生活保護制度を考え直してみる

先日、小田原市で生活保護をめぐって一騒動がありましたね。それを受けてとあるWebサイトにてちょっとした議論になりました。

発端となった私の書き込みはこう。

生活保護は「働けず貯蓄もない人にはありがたいけど、所得や資産を隠してまで受給する気にはならない」が理想だろうから、ある程度、衣食住の現物支給に切り替えていくのがいいのでは?

今後も下流老人と呼ばれるような困窮者は増えそうだから、財政負担を減らすという意味でも。

対してある人からの反論。

役所が現物って、安く調達なんて出来ないじゃん。

・・・役人が半額弁当の調達にスーパーに並ぶシーンを想像してしまったw
絶対無いwww

そんなアホな。何か勘違いしておられます。よって私からの反論。

現物支給ってそういう意味じゃないですよ。実際には「衣・食・住それぞれにしか使えないバウチャー」みたいな感じになろうかと。

対してこれまた反論。

それも現金より高コストなんだよ。
店は換金にコストが発生するから、それは当然価格が上がる。

やはり伝わっていないようなので、また反論です。

奇異なことを。それこそシステマティックに処理できそうな分野だと思うのですが…。ひょっとして、これまた受給者が紙の金券で買い物し、それをお店の人が役所で換金するようなアナログなイメージをお持ちなのでしょうか?

ようやく私の意図を察していただけたのか、議論はこれで終わりました。

でも、せっかくなのでここで補足しておきましょう。私がイメージする現物支給による生活保護とは以下のようなものです。

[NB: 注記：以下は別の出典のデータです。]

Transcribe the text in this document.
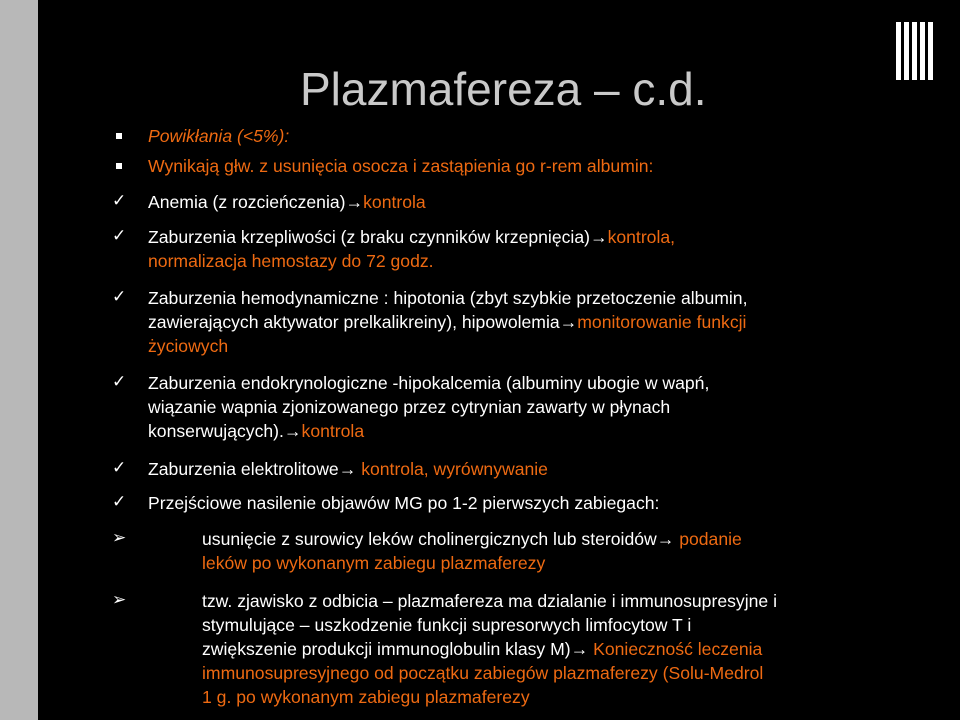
Plazmafereza – c.d.
Powikłania (<5%):
Wynikają głw. z usunięcia osocza i zastąpienia go r-rem albumin:
✓ Anemia (z rozcieńczenia)→kontrola
✓ Zaburzenia krzepliwości (z braku czynników krzepnięcia)→kontrola,
normalizacja hemostazy do 72 godz.
✓ Zaburzenia hemodynamiczne : hipotonia (zbyt szybkie przetoczenie albumin,
zawierających aktywator prelkalikreiny), hipowolemia→monitorowanie funkcji
życiowych
✓ Zaburzenia endokrynologiczne -hipokalcemia (albuminy ubogie w wapń,
wiązanie wapnia zjonizowanego przez cytrynian zawarty w płynach
konserwujących).→kontrola
✓ Zaburzenia elektrolitowe→ kontrola, wyrównywanie
✓ Przejściowe nasilenie objawów MG po 1-2 pierwszych zabiegach:
➢	usunięcie z surowicy leków cholinergicznych lub steroidów→ podanie
leków po wykonanym zabiegu plazmaferezy
➢	tzw. zjawisko z odbicia – plazmafereza ma dzialanie i immunosupresyjne i
stymulujące – uszkodzenie funkcji supresorwych limfocytow T i
zwiększenie produkcji immunoglobulin klasy M)→ Konieczność leczenia
immunosupresyjnego od początku zabiegów plazmaferezy (Solu-Medrol
1 g. po wykonanym zabiegu plazmaferezy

  1. マイナンバーカードに電子マネー機能を持たせ、生活保護を電子マネーで給付する
  2. 利用には限度額を設ける
  3. 購入可能品目に制限を設ける

そもそも現金で支給するから不正受給を始めとする諸問題が起こるわけだし、日本は電子マネー決算先進国なので技術的に無理はないでしょう。当然、電子マネーの現金化は不可です。独自の規格になるのか(端末側の置き換えが必要)、それとも既存の電子マネー規格に相乗りさせてもらうか(既存規格と提携できるの?)は要検討ですが。

そして、対応のお店にて思い思いの買い物ができるようにします。ただし一定の制約下で。

2. は、「3日で5,000円まで」といった具合の利用制限ですね。たとえ残高以内であっても換金性が高い高額商品は買えなくすると。薬や一部の衛生商品は免除してもいいでしょう。

3. は、「たばこの購入は不可」「酒類は21時間あたり度数5%以内を500mlが1本まで」といった品目の制限です。生活保護受給者が健康を害せば自治体の負担が増えるのだから、それぐらいの節制はしてもらわないと。

もちろんマイナンバーカードなので利用状況はお上に筒抜けになります。不健康な物品の購入が目立てば指導が入るし、購入品目が偏っていて所得や資産隠しが疑われる場合は受給資格の再調査がなされます。それらを理解の上で、存分に使ってくださいと。

冒頭の話だと「現物支給」という言葉がミスリードを誘ったのかも。実際は「役所が認めたもの(認めないもの以外)だけに引き換えられる電子マネー」ですね。カタログから欲しいものを選べるギフトみたいな感じかな。

ちなみに私がいわゆる「タイガーマスク運動」を評価しないのは、一方的にランドセルを送りつけるから。施設の児童が本当にランドセルを必要としているかわからないし、そうだとしても欲しいのは別の色かもしれないし。あれって善意の押し付けというか、多分に自己満足ですよね。でも寄付にも用途を限定した電子マネーによる現物支給を導入できれば改善できます。

更に言うと、これは将来のベーシックインカムの前史、地ならしともなり得ます。何しろそう遠くない将来、多くの労働はAIに置き換えられ、多くの人が職にあぶれると予想されているので。例えば自動運転車が実用化されれば、トラックやタクシーのドライバーの多くは失業です。

興味深いことに、医者や弁護士のような高度な知的労働ですらAIに活躍の場を奪われそうです。人間よりもビッグデータと照らし合わせる方がよほど頼れるとばかりに。高学歴を誇る優秀な人物なども容赦なく淘汰されるわけです。

だったら所得がなくてもカツカツ生きられる社会に移行せざるを得なくなります。